To account for this argument of the existing inclusion paradox (Slee, 2009), I will first present some of the literature concerning the conceptual views of inclusion in general educational research, and the dichotomous relationship between special and mainstream education related to disability (2.1). Then, in section 2.2, I will extend the literature review to a dichotomous notion between the ‘new language of learning’ (Biesta, 2006a) and the more holistic view on lifelong learning and agency (Biesta, Field, Hodkinson, Macleod & Goodson 2011; Formosa, 2002) in relation to the marginalization of old age in music education (e.g.

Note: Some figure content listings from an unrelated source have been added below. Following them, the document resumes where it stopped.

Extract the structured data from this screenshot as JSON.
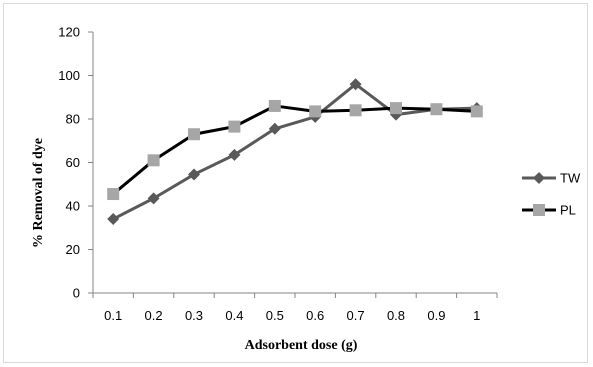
{
  "chart_data": {
    "type": "line",
    "x": [
      "0.1",
      "0.2",
      "0.3",
      "0.4",
      "0.5",
      "0.6",
      "0.7",
      "0.8",
      "0.9",
      "1"
    ],
    "series": [
      {
        "name": "TW",
        "values": [
          34,
          43.5,
          54.5,
          63.5,
          75.5,
          81,
          96,
          82,
          84.5,
          85
        ],
        "color": "#595959",
        "marker": "diamond"
      },
      {
        "name": "PL",
        "values": [
          45.5,
          61,
          73,
          76.5,
          86,
          83.5,
          84,
          85,
          84.5,
          83.5
        ],
        "color": "#000000",
        "marker_color": "#a6a6a6",
        "marker": "square"
      }
    ],
    "xlabel": "Adsorbent dose (g)",
    "ylabel": "% Removal of dye",
    "ylim": [
      0,
      120
    ],
    "yticks": [
      "0",
      "20",
      "40",
      "60",
      "80",
      "100",
      "120"
    ],
    "grid": false,
    "legend_position": "right"
  }
}
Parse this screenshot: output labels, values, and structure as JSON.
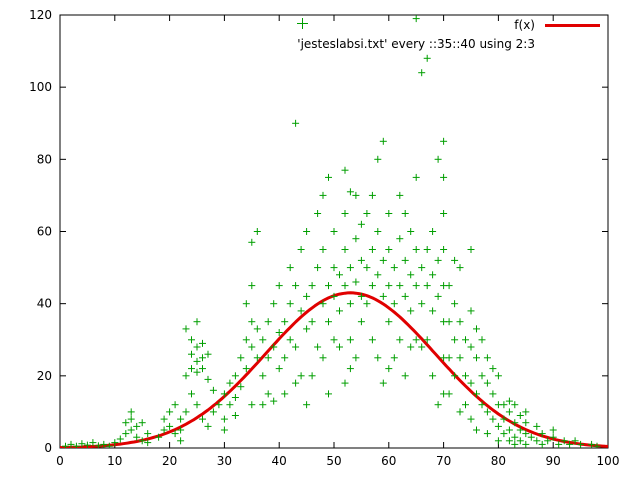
{
  "chart_data": {
    "type": "line+scatter",
    "title": "",
    "xlabel": "",
    "ylabel": "",
    "xlim": [
      0,
      100
    ],
    "ylim": [
      0,
      120
    ],
    "xticks": [
      0,
      10,
      20,
      30,
      40,
      50,
      60,
      70,
      80,
      90,
      100
    ],
    "yticks": [
      0,
      20,
      40,
      60,
      80,
      100,
      120
    ],
    "grid": false,
    "legend_position": "top-right",
    "border_color": "#000000",
    "series": [
      {
        "name": "f(x)",
        "type": "line",
        "color": "#e00000",
        "line_width": 3,
        "gaussian": {
          "amplitude": 43,
          "mean": 53,
          "sigma": 15.5
        }
      },
      {
        "name": "'jesteslabsi.txt' every ::35::40 using 2:3",
        "type": "scatter",
        "marker": "+",
        "color": "#009e00",
        "points": [
          [
            1,
            0.5
          ],
          [
            2,
            1
          ],
          [
            3,
            0.5
          ],
          [
            4,
            1.2
          ],
          [
            5,
            0.8
          ],
          [
            6,
            1.5
          ],
          [
            7,
            0.6
          ],
          [
            8,
            1
          ],
          [
            9,
            0.5
          ],
          [
            10,
            1.5
          ],
          [
            11,
            2.5
          ],
          [
            12,
            4
          ],
          [
            12,
            7
          ],
          [
            13,
            5
          ],
          [
            13,
            8
          ],
          [
            13,
            10
          ],
          [
            14,
            6
          ],
          [
            14,
            3
          ],
          [
            15,
            7
          ],
          [
            15,
            2
          ],
          [
            16,
            4
          ],
          [
            16,
            1.5
          ],
          [
            18,
            3
          ],
          [
            19,
            5
          ],
          [
            19,
            8
          ],
          [
            20,
            6
          ],
          [
            20,
            10
          ],
          [
            21,
            4
          ],
          [
            21,
            12
          ],
          [
            22,
            8
          ],
          [
            22,
            5
          ],
          [
            22,
            2
          ],
          [
            23,
            10
          ],
          [
            23,
            20
          ],
          [
            23,
            33
          ],
          [
            24,
            15
          ],
          [
            24,
            22
          ],
          [
            24,
            26
          ],
          [
            24,
            30
          ],
          [
            25,
            12
          ],
          [
            25,
            21
          ],
          [
            25,
            24
          ],
          [
            25,
            28
          ],
          [
            25,
            35
          ],
          [
            26,
            8
          ],
          [
            26,
            22
          ],
          [
            26,
            25
          ],
          [
            26,
            29
          ],
          [
            27,
            6
          ],
          [
            27,
            19
          ],
          [
            27,
            26
          ],
          [
            28,
            10
          ],
          [
            28,
            16
          ],
          [
            29,
            12
          ],
          [
            30,
            5
          ],
          [
            30,
            8
          ],
          [
            30,
            15
          ],
          [
            31,
            12
          ],
          [
            31,
            18
          ],
          [
            32,
            9
          ],
          [
            32,
            14
          ],
          [
            32,
            20
          ],
          [
            33,
            17
          ],
          [
            33,
            25
          ],
          [
            34,
            22
          ],
          [
            34,
            30
          ],
          [
            34,
            40
          ],
          [
            35,
            12
          ],
          [
            35,
            28
          ],
          [
            35,
            35
          ],
          [
            35,
            45
          ],
          [
            35,
            57
          ],
          [
            36,
            25
          ],
          [
            36,
            33
          ],
          [
            36,
            60
          ],
          [
            37,
            12
          ],
          [
            37,
            20
          ],
          [
            37,
            30
          ],
          [
            38,
            15
          ],
          [
            38,
            25
          ],
          [
            38,
            35
          ],
          [
            39,
            13
          ],
          [
            39,
            28
          ],
          [
            39,
            40
          ],
          [
            40,
            22
          ],
          [
            40,
            32
          ],
          [
            40,
            45
          ],
          [
            41,
            15
          ],
          [
            41,
            25
          ],
          [
            41,
            35
          ],
          [
            42,
            30
          ],
          [
            42,
            40
          ],
          [
            42,
            50
          ],
          [
            43,
            18
          ],
          [
            43,
            28
          ],
          [
            43,
            45
          ],
          [
            43,
            90
          ],
          [
            44,
            20
          ],
          [
            44,
            38
          ],
          [
            44,
            55
          ],
          [
            45,
            12
          ],
          [
            45,
            33
          ],
          [
            45,
            42
          ],
          [
            45,
            60
          ],
          [
            46,
            20
          ],
          [
            46,
            35
          ],
          [
            46,
            45
          ],
          [
            47,
            28
          ],
          [
            47,
            50
          ],
          [
            47,
            65
          ],
          [
            48,
            25
          ],
          [
            48,
            40
          ],
          [
            48,
            55
          ],
          [
            48,
            70
          ],
          [
            49,
            15
          ],
          [
            49,
            35
          ],
          [
            49,
            45
          ],
          [
            49,
            75
          ],
          [
            50,
            30
          ],
          [
            50,
            42
          ],
          [
            50,
            50
          ],
          [
            50,
            60
          ],
          [
            51,
            28
          ],
          [
            51,
            38
          ],
          [
            51,
            48
          ],
          [
            52,
            18
          ],
          [
            52,
            45
          ],
          [
            52,
            55
          ],
          [
            52,
            65
          ],
          [
            52,
            77
          ],
          [
            53,
            22
          ],
          [
            53,
            30
          ],
          [
            53,
            40
          ],
          [
            53,
            50
          ],
          [
            53,
            71
          ],
          [
            54,
            25
          ],
          [
            54,
            46
          ],
          [
            54,
            58
          ],
          [
            54,
            70
          ],
          [
            55,
            35
          ],
          [
            55,
            42
          ],
          [
            55,
            52
          ],
          [
            55,
            62
          ],
          [
            56,
            40
          ],
          [
            56,
            50
          ],
          [
            56,
            65
          ],
          [
            57,
            30
          ],
          [
            57,
            45
          ],
          [
            57,
            55
          ],
          [
            57,
            70
          ],
          [
            58,
            25
          ],
          [
            58,
            48
          ],
          [
            58,
            60
          ],
          [
            58,
            80
          ],
          [
            59,
            18
          ],
          [
            59,
            42
          ],
          [
            59,
            52
          ],
          [
            59,
            85
          ],
          [
            60,
            22
          ],
          [
            60,
            35
          ],
          [
            60,
            45
          ],
          [
            60,
            55
          ],
          [
            60,
            65
          ],
          [
            61,
            25
          ],
          [
            61,
            40
          ],
          [
            61,
            50
          ],
          [
            62,
            30
          ],
          [
            62,
            45
          ],
          [
            62,
            58
          ],
          [
            62,
            70
          ],
          [
            63,
            20
          ],
          [
            63,
            42
          ],
          [
            63,
            52
          ],
          [
            63,
            65
          ],
          [
            64,
            28
          ],
          [
            64,
            38
          ],
          [
            64,
            48
          ],
          [
            64,
            60
          ],
          [
            65,
            30
          ],
          [
            65,
            45
          ],
          [
            65,
            55
          ],
          [
            65,
            75
          ],
          [
            65,
            119
          ],
          [
            66,
            28
          ],
          [
            66,
            40
          ],
          [
            66,
            50
          ],
          [
            66,
            104
          ],
          [
            67,
            30
          ],
          [
            67,
            45
          ],
          [
            67,
            55
          ],
          [
            67,
            108
          ],
          [
            68,
            20
          ],
          [
            68,
            38
          ],
          [
            68,
            48
          ],
          [
            68,
            60
          ],
          [
            69,
            12
          ],
          [
            69,
            42
          ],
          [
            69,
            52
          ],
          [
            69,
            80
          ],
          [
            70,
            15
          ],
          [
            70,
            25
          ],
          [
            70,
            35
          ],
          [
            70,
            45
          ],
          [
            70,
            55
          ],
          [
            70,
            65
          ],
          [
            70,
            75
          ],
          [
            70,
            85
          ],
          [
            71,
            15
          ],
          [
            71,
            25
          ],
          [
            71,
            35
          ],
          [
            71,
            45
          ],
          [
            72,
            20
          ],
          [
            72,
            30
          ],
          [
            72,
            40
          ],
          [
            72,
            52
          ],
          [
            73,
            10
          ],
          [
            73,
            25
          ],
          [
            73,
            35
          ],
          [
            73,
            50
          ],
          [
            74,
            12
          ],
          [
            74,
            20
          ],
          [
            74,
            30
          ],
          [
            75,
            8
          ],
          [
            75,
            18
          ],
          [
            75,
            28
          ],
          [
            75,
            38
          ],
          [
            75,
            55
          ],
          [
            76,
            5
          ],
          [
            76,
            15
          ],
          [
            76,
            25
          ],
          [
            76,
            33
          ],
          [
            77,
            12
          ],
          [
            77,
            20
          ],
          [
            77,
            30
          ],
          [
            78,
            4
          ],
          [
            78,
            10
          ],
          [
            78,
            18
          ],
          [
            78,
            25
          ],
          [
            79,
            8
          ],
          [
            79,
            15
          ],
          [
            79,
            22
          ],
          [
            80,
            2
          ],
          [
            80,
            6
          ],
          [
            80,
            12
          ],
          [
            80,
            20
          ],
          [
            81,
            4
          ],
          [
            81,
            8
          ],
          [
            81,
            12
          ],
          [
            82,
            2
          ],
          [
            82,
            5
          ],
          [
            82,
            10
          ],
          [
            82,
            13
          ],
          [
            83,
            1
          ],
          [
            83,
            3
          ],
          [
            83,
            7
          ],
          [
            83,
            12
          ],
          [
            84,
            2
          ],
          [
            84,
            5
          ],
          [
            84,
            9
          ],
          [
            85,
            1
          ],
          [
            85,
            4
          ],
          [
            85,
            7
          ],
          [
            85,
            10
          ],
          [
            86,
            3
          ],
          [
            87,
            2
          ],
          [
            87,
            6
          ],
          [
            88,
            1
          ],
          [
            88,
            4
          ],
          [
            89,
            2
          ],
          [
            90,
            3
          ],
          [
            90,
            5
          ],
          [
            91,
            1
          ],
          [
            92,
            2
          ],
          [
            93,
            1
          ],
          [
            94,
            2
          ],
          [
            95,
            1
          ],
          [
            97,
            1
          ],
          [
            98,
            0.5
          ]
        ]
      }
    ]
  }
}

Harnum, 2007), as well as more broadly. In section 2.3, I will focus more specifically on music through pinpointing these dichotomous discourses as related to and realized through music education. Finally, I will adjoin some perspectives from the studies deriving from critical social theory, especially concerning the marginalization of

disability and age, making a further note on the current discourses concerning the democratic and inclusive potentials in education through a broader notion of diversity, and the conceptual, methodological, and practical challenges that are emerging within (2.4).